Echamos a andar y empezamos a recorrer el mercadito. Su fama es merecida, ¡es enorme! Empezamos por la parte en la que venden comida y donde aprovecho para comprar algunas cosas para llevarles a mis padres y seguimos con los puestos de artesanía, donde cae alguna pulserita que otra. ¡Es imposible irse de aquí con las manos vacías!


El pueblo entero parece haberse transportado a otra época: las calles están llenas de balas de paja y banderas del medievo y cuelgan guirnaldas de las casas. Los puestos están todos hechos de madera, los animales invaden las calles y los aromas que se entremezclan dan la sensación de estar en la Edad Media.


Disfrutamos del paseo y las compras. Cuando ya estamos agotados nos detenemos en el puesto de sidra y chistorra con el que Juancho lleva dando el coñazo todo el santo día. Allí, efectivamente, están sus amigos acompañados de sus señoras. Se ponen a saludar y yo me aparto.


Recorro con la mirada la plaza en busca de Pedro. Sé que venía al mercadillo porque Maria y Juancho me lo han dicho.
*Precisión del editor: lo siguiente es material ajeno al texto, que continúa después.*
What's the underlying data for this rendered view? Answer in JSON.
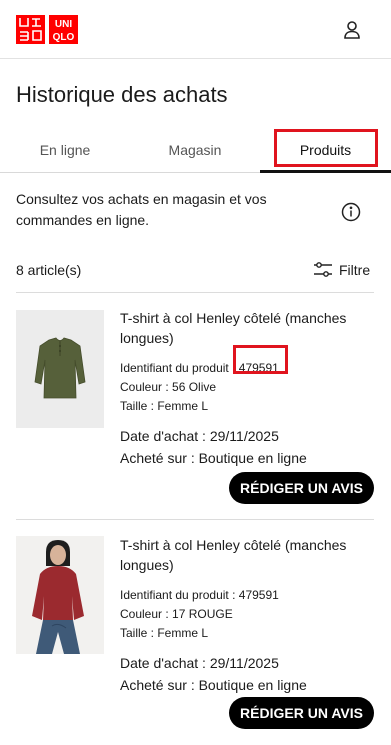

Como veo que están ocupados, me escabullo y me pongo a buscarlo. Tengo que hablar con él. Quiera o no.


Entonces, cerca de donde tienen a las aves rapaces localizo a su amigo, el del balcón de los sanfermines. Jacinto, creo que se llamaba. Lo saludo con la mano y me devuelve el saludo, así que me hago el ánimo y me acerco a él.


—¿Qué tal? Eras Paula, ¿verdad?


Asiento y luego le doy dos besos.


—¿Cómo te encuentras? ¡Menudo susto nos diste aquel día en el encierro!


Me sonrojo al recordar mi numerito en su terraza.


—Bien, bien. No fue para tanto. Unos pocos puntos y veinticuatro horas en observación por si las moscas.


—¡Me alegro! Menos mal que lo de Pedro tampoco fue grave.


—Sí, gracias a Dios. —Solo de recordar el momento de la cogida se me ponen los pelos de punta y se me encoge el corazón.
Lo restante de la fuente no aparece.